HOWTO: Removing Duplicate Posts in WordPress

We've been using a spare WordPress installation (via Postie) to trac job comments that aren't in Trac, and a Lilina installation to correlate and aggregate all the RSS feeds together. The mashed tools together work really, really well - Mummy, is this Web2.0? - but a misconfigured mail filter resulted in about 400 duplicate posts on the WordPress install, which didn't help.

So I needed to remove the duplicate posts from that WordPress install - they all had identical content and titles, but different timestamps and IDs (of course). Here's a quick HOWTO for anyone else who has aggregated or automated themselves into having lots of duplicate WordPress posts.

MySQL allows you to create a table from a SELECT query, and is polite enough to maintain the table structure. So, assuming your duplicate information is like mine, a query that will produce a table with a single instance of each unique post_title and post_content will look something like this:

CREATE TABLE wp_posts_NODUPLICATES
SELECT DISTINCT
MIN(ID) as ID, post_author, min(post_date) as post_date,
MIN(post_date_gmt) as post_date_gmt,
post_content, post_title, post_category, post_excerpt,
post_status, comment_status, ping_status,
post_password, post_name, to_ping, pinged,
MIN(post_modified) as post_modified, MIN(post_modified_gmt) as post_modified_gmt,
post_content_filtered, post_parent, guid, menu_order
FROM wp_posts
GROUP BY post_content, post_title ;

Once that's done, you should have a table with all of your posts, but only one of each. If your duplication differs, you'll need to tweak the above to suit your case ...
From there, you need to swap your new cleaned table in:

ALTER TABLE wp_posts RENAME wp_posts_DUPLICATES ;
ALTER TABLE wp_posts_NODUPLICATES RENAME wp_posts ;

Bingo!

Comments

Thanks!

Man, you saved me a TON of time, and really really appreciate it!

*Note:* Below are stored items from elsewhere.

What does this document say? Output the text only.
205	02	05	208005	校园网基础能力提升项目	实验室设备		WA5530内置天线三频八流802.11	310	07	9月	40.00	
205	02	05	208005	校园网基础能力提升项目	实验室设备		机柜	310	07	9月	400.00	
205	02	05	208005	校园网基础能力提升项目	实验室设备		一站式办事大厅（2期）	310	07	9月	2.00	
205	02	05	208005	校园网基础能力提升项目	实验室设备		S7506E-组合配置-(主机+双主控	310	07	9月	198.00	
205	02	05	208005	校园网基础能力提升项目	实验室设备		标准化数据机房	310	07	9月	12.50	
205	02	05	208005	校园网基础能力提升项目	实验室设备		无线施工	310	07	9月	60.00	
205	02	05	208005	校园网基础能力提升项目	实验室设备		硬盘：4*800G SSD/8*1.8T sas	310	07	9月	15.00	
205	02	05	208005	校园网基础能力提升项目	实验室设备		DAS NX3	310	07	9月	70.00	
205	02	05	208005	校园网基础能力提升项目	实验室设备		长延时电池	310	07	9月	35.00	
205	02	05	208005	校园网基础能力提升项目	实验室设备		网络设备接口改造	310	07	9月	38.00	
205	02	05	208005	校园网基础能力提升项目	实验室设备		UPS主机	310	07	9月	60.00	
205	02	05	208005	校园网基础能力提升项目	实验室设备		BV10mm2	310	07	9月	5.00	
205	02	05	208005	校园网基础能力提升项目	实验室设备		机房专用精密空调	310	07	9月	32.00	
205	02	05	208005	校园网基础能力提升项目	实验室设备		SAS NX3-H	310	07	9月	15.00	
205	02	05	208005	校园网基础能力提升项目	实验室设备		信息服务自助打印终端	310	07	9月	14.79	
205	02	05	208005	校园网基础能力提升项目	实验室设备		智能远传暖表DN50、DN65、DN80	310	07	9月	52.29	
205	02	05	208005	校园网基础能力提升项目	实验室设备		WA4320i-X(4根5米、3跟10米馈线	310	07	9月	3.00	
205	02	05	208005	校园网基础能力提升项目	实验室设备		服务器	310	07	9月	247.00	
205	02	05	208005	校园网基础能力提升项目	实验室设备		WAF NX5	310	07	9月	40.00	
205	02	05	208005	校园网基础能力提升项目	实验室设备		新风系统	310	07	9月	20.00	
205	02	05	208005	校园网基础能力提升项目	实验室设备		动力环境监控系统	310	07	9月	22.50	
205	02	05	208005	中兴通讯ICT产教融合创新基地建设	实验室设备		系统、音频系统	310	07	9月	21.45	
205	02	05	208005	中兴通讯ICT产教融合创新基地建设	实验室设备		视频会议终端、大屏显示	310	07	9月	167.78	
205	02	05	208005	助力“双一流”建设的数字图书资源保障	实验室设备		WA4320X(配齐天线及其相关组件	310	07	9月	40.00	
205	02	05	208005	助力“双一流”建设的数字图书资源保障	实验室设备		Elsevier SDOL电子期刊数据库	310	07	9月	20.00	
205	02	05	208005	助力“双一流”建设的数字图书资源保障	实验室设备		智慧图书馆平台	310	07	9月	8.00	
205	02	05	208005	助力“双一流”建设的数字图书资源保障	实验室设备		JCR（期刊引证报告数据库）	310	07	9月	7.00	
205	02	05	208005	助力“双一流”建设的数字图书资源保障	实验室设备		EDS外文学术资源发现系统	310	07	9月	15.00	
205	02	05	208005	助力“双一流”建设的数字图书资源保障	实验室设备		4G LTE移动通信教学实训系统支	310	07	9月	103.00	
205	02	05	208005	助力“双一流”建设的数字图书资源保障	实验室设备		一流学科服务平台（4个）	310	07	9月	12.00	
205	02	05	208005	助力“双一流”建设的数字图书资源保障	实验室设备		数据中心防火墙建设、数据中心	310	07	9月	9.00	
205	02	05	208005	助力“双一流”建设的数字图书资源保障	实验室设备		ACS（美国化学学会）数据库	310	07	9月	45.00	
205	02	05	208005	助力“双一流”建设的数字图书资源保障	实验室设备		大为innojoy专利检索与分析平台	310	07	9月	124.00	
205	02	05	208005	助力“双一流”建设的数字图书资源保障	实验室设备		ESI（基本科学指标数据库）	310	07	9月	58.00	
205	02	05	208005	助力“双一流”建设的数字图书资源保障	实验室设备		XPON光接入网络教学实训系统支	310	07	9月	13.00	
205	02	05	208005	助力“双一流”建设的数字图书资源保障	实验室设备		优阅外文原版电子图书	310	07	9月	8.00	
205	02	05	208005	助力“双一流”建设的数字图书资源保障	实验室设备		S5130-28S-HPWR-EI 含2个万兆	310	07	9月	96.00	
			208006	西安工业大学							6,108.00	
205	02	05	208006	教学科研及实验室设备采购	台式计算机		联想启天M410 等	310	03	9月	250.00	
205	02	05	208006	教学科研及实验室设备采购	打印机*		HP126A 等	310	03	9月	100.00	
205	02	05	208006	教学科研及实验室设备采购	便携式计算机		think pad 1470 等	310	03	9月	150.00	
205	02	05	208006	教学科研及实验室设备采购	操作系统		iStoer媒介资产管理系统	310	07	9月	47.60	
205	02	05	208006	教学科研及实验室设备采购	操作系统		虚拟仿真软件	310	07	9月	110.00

I apparently had 20k duplicate out of 52k posts.

additional columns

In my install, Wordpress 2.9.2 the wp_posts table has additional 3 columns:

| post_type | varchar(20) | NO | MUL | post | |
| post_mime_type | varchar(100) | NO | | | |
| comment_count | bigint(20) | NO | | 0 | |

How would you setup the CREATE statement now?

That depends.

If you want to retain those columns, you'd include them in the query. If you want to drop them because they are the only columns which differ, you'd exclude them or use a MIN() or MAX() or SUM() to correct them. So, I'd probably include those in their original position in the table in the query, unless they were the only differing columns (which is unlikely - in the example I had to work with, the differing columns were only auto increments and timestamps) - but if you somehow had comments on your dupe posts, one of those columns might be significant and you'd probably want to keep the MAX(comment_count)?